|
Chcesz wiedzieć więcej? Zamów dobrą książkę. Propozycje Racjonalisty: | | |
|
|
|
|
Outlook on life »
Refleksje antyklerykalne Author of this text: Maciej Psyk
W młodości próbowano ze mnie zrobić katolika. Takiego z „rytu
polskiego" — spazmującego na widok bielejącej w oddali postaci, biegającego
codziennie do kościoła, spowiadającego się z onanizmu i w miarę możliwości
codziennie, żeby nie mieć grzechu jeśli przejedzie mnie samochód na ulicy
albo spadnie na mnie meteoryt jak na papieża.
Do tego celu dostałem książkę autorstwa jakowegoś księdza pt. „Światło
gór nie zgasło". Przeczytałem ją, ale jedyny wątek jaki dzisiaj z niej
pamiętam to to, że główny bohater — nastolatek — miał problemy (tzn.
uważał to za problem) z onanizmem. Ksiądz, stylizowany na mądrego i rozważnego
pedagoga-wychowawcę rozmawiał z nim ukazując mu zło tego uczynku. Wreszcie
bohater się nawrócił, obiecał poprawę i skutecznie stłumił w sobie popęd
seksualny, który znalazł ujście w dewocji i ekstazie religijnej (czyli
identycznie jak to było z wieloma aktualnymi świętymi). Choć byłem jeszcze w szkole podstawowej już wtedy miałem tyle rozumu, by rzucić ją w diabły.
Przypuszczam, że wybór ten jeśli nie przesądził, to przynajmniej w dużym
stopniu wpłynął na moją obecną postawę — niczym kolor kulki w filmie „Matrix".
Byłem więc wysyłany do kościoła. Zupełnie to do mnie nie przemawiało.

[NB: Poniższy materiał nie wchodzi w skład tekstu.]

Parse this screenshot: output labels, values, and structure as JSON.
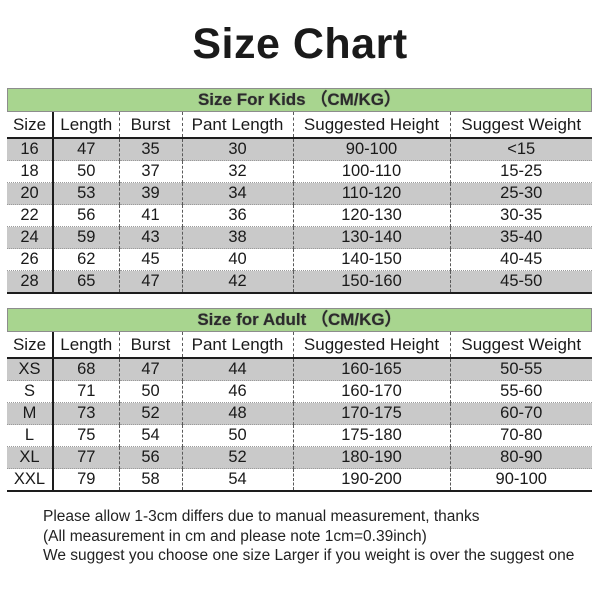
{
  "page": {
    "title": "Size Chart"
  },
  "columns": [
    "Size",
    "Length",
    "Burst",
    "Pant Length",
    "Suggested Height",
    "Suggest Weight"
  ],
  "kids": {
    "header": "Size For Kids （CM/KG）",
    "rows": [
      [
        "16",
        "47",
        "35",
        "30",
        "90-100",
        "<15"
      ],
      [
        "18",
        "50",
        "37",
        "32",
        "100-110",
        "15-25"
      ],
      [
        "20",
        "53",
        "39",
        "34",
        "110-120",
        "25-30"
      ],
      [
        "22",
        "56",
        "41",
        "36",
        "120-130",
        "30-35"
      ],
      [
        "24",
        "59",
        "43",
        "38",
        "130-140",
        "35-40"
      ],
      [
        "26",
        "62",
        "45",
        "40",
        "140-150",
        "40-45"
      ],
      [
        "28",
        "65",
        "47",
        "42",
        "150-160",
        "45-50"
      ]
    ]
  },
  "adult": {
    "header": "Size for Adult （CM/KG）",
    "rows": [
      [
        "XS",
        "68",
        "47",
        "44",
        "160-165",
        "50-55"
      ],
      [
        "S",
        "71",
        "50",
        "46",
        "160-170",
        "55-60"
      ],
      [
        "M",
        "73",
        "52",
        "48",
        "170-175",
        "60-70"
      ],
      [
        "L",
        "75",
        "54",
        "50",
        "175-180",
        "70-80"
      ],
      [
        "XL",
        "77",
        "56",
        "52",
        "180-190",
        "80-90"
      ],
      [
        "XXL",
        "79",
        "58",
        "54",
        "190-200",
        "90-100"
      ]
    ]
  },
  "notes": [
    "Please allow 1-3cm differs due to manual measurement, thanks",
    "(All measurement in cm and please note 1cm=0.39inch)",
    "We suggest you choose one size Larger if you weight is over the suggest one"
  ],
  "colors": {
    "header_green": "#a8d58f",
    "stripe_gray": "#c9c9c9"
  }
}
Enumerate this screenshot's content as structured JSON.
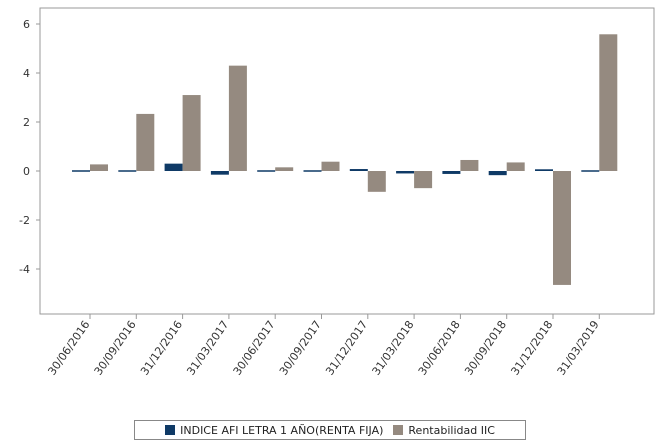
{
  "chart_data": {
    "type": "bar",
    "categories": [
      "30/06/2016",
      "30/09/2016",
      "31/12/2016",
      "31/03/2017",
      "30/06/2017",
      "30/09/2017",
      "31/12/2017",
      "31/03/2018",
      "30/06/2018",
      "30/09/2018",
      "31/12/2018",
      "31/03/2019"
    ],
    "series": [
      {
        "name": "INDICE AFI LETRA 1 AÑO(RENTA FIJA)",
        "color": "#0f3a66",
        "values": [
          -0.04,
          -0.03,
          0.3,
          -0.15,
          -0.05,
          0.0,
          0.08,
          -0.1,
          -0.12,
          -0.17,
          0.07,
          -0.03
        ]
      },
      {
        "name": "Rentabilidad IIC",
        "color": "#958a80",
        "values": [
          0.27,
          2.33,
          3.1,
          4.3,
          0.15,
          0.38,
          -0.85,
          -0.7,
          0.45,
          0.35,
          -4.65,
          5.58
        ]
      }
    ],
    "yticks": [
      6,
      4,
      2,
      0,
      -2,
      -4
    ],
    "ylim": [
      -6,
      6.5
    ],
    "grid": false,
    "legend_position": "bottom"
  }
}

Naprawdę — nic a nic. Nauczyłem się na pamięć, kiedy się stoi, kiedy klęczy,
kiedy siedzi a kiedy daje pieniądze. Jedyną rozrywką w tym nużącym obowiązku
było śpiewanie, ale tego było zdecydowanie za mało, bo większość czasu mówił
ksiądz. Tyle umiałem z całej mszy. Wreszcie zacząłem stać na tarasie, jak
rówieśnicy wysłani z domów na mszę dla dzieci. Tam było zupełnie inaczej — można było rozmawiać z wysłanymi kolegami, nie trzeba było klęczeć.
Można było oglądać samochody jadące ulicą. Po jakimś czasie stwierdziłem,
że mam tego dosyć. Że więcej nie pójdę. Padł argument: „Co to znaczy
jednej godziny w tygodniu nie poświęcić Bogu?!". Wtedy się zdenerwowałem.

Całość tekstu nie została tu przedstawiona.